During the research process, SST data from three different infrared sensors were fused, and the fusion results were thoroughly compared and analyzed against buoy-measured data. The results indicate that the fused data exhibit improved accuracy and spatial coverage. Furthermore, when compared with OISST products, some of the fusion results demonstrate lower deviations, highlighting the advantages of the proposed method. To further validate the effectiveness and accuracy of the cloud-based SST weighted fusion method under extreme weather conditions, additional analyses were conducted. The findings confirm that this method not only performs well in severe weather scenarios by effectively mitigating the impact of cloud cover but also enhances both the accuracy and spatial coverage of the SST data.

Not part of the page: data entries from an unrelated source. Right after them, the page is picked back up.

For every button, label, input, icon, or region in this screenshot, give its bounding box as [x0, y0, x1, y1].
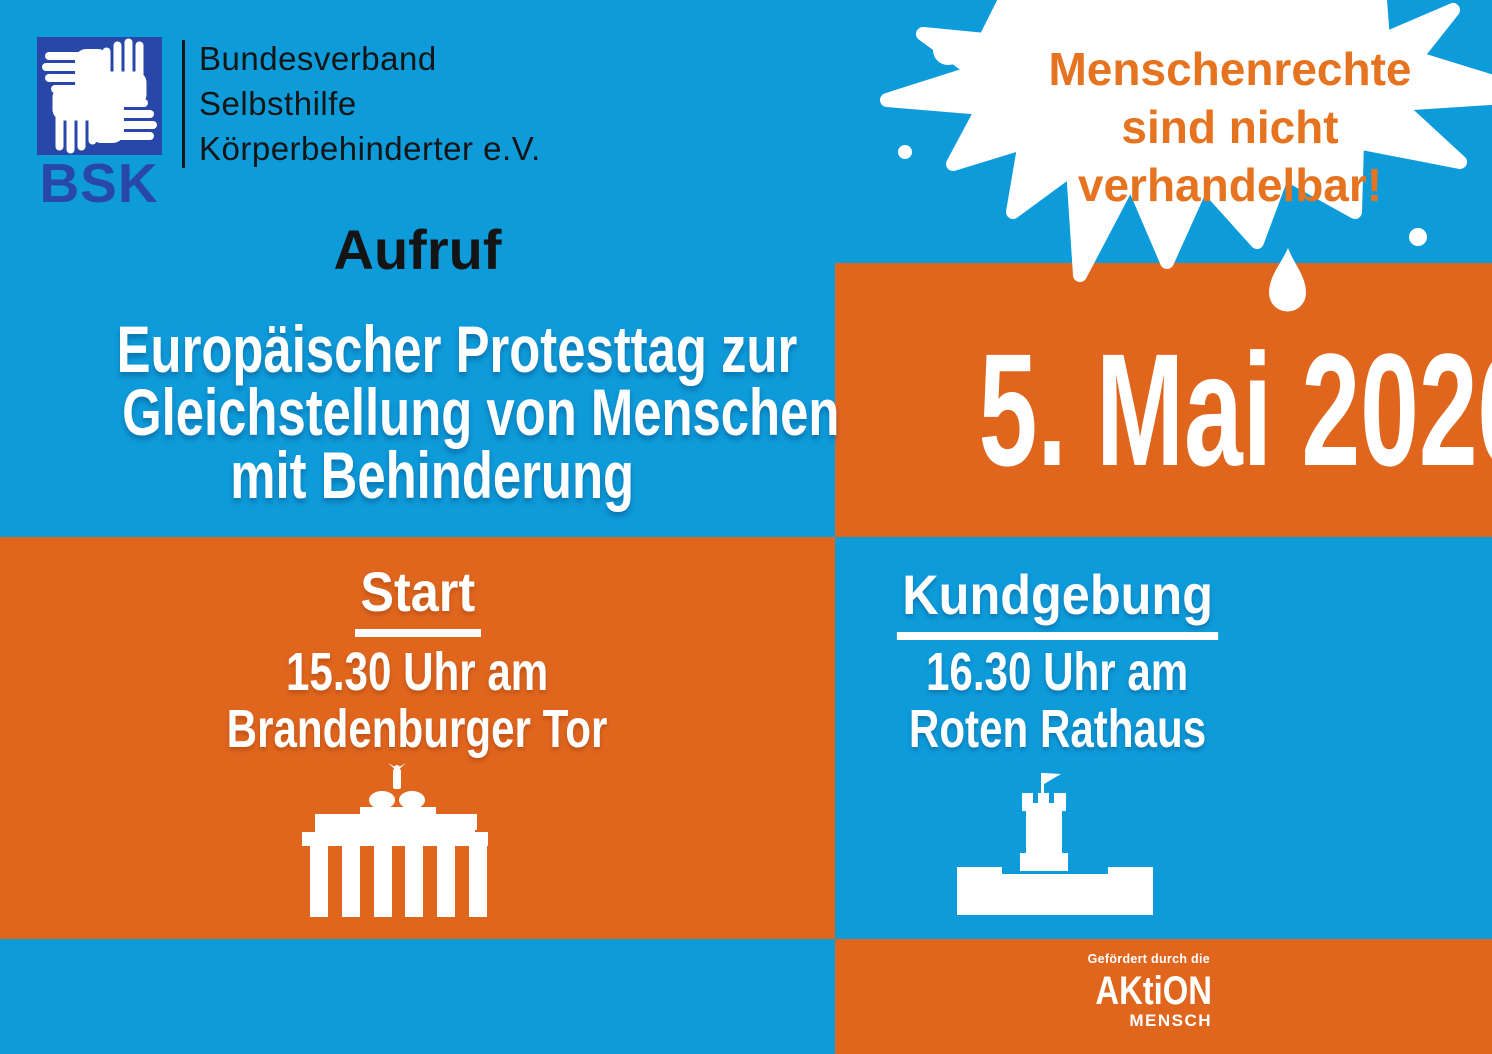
org-name-line: Körperbehinderter e.V. — [199, 130, 541, 167]
sponsor-strip-background — [835, 939, 1492, 1054]
rally-time: 16.30 Uhr am — [926, 642, 1189, 702]
org-name-line: Selbsthilfe — [199, 85, 357, 122]
four-hands-icon — [37, 37, 162, 155]
ink-splat-shape — [880, 0, 1492, 312]
call-heading: Aufruf — [333, 218, 502, 281]
org-abbreviation: BSK — [39, 152, 159, 214]
date-section-background — [835, 263, 1492, 537]
start-place: Brandenburger Tor — [227, 699, 608, 759]
main-title-line: Europäischer Protesttag zur — [116, 312, 798, 386]
slogan: Menschenrechte sind nicht verhandelbar! — [1000, 40, 1460, 214]
brandenburg-gate-icon — [302, 763, 488, 917]
slogan-line: Menschenrechte — [1048, 43, 1412, 95]
aktion-mensch-logo-line2: MENSCH — [1129, 1011, 1212, 1030]
main-title: Europäischer Protesttag zur Gleichstellu… — [15, 312, 850, 512]
brand-divider — [182, 40, 185, 168]
slogan-line: sind nicht — [1121, 101, 1339, 153]
sponsor-note: Gefördert durch die — [1087, 952, 1210, 966]
org-name: Bundesverband Selbsthilfe Körperbehinder… — [199, 36, 541, 171]
start-time: 15.30 Uhr am — [286, 642, 549, 702]
event-date: 5. Mai 2026 — [978, 320, 1492, 499]
main-title-line: mit Behinderung — [230, 438, 635, 512]
main-title-line: Gleichstellung von Menschen — [122, 375, 840, 449]
rally-place: Roten Rathaus — [908, 699, 1207, 759]
org-name-line: Bundesverband — [199, 40, 437, 77]
sponsor-block: Gefördert durch die AKtiON MENSCH — [835, 952, 1212, 1029]
rotes-rathaus-icon — [957, 773, 1153, 915]
aktion-mensch-logo: AKtiON — [1095, 969, 1212, 1013]
rally-heading: Kundgebung — [835, 567, 1280, 640]
slogan-line: verhandelbar! — [1077, 159, 1383, 211]
start-heading: Start — [0, 564, 835, 637]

This study demonstrates the significant potential of the proposed method in SST fusion, which not only enhances the SST retrieval accuracy but also establishes a more reliable and comprehensive data foundation for marine research and applications, offering substantial scientific value and practical implications. The framework presented here provides a highly valuable methodological reference for future investigations. Notably, future work could focus on exploring the physical relationships between multi-source cloud parameters (e.g., cloud type, phase and thickness) and SST fusion weights through the development of dynamic mapping models that link cloud microphysical properties to adaptive weight allocation strategies. Additionally, integrating environmental parameters such as the sea surface roughness and aerosol optical thickness into the dynamic weighting process would enable the creation of more sophisticated fusion algorithms, thereby expanding the frontiers for marine scientific research under complex atmospheric conditions.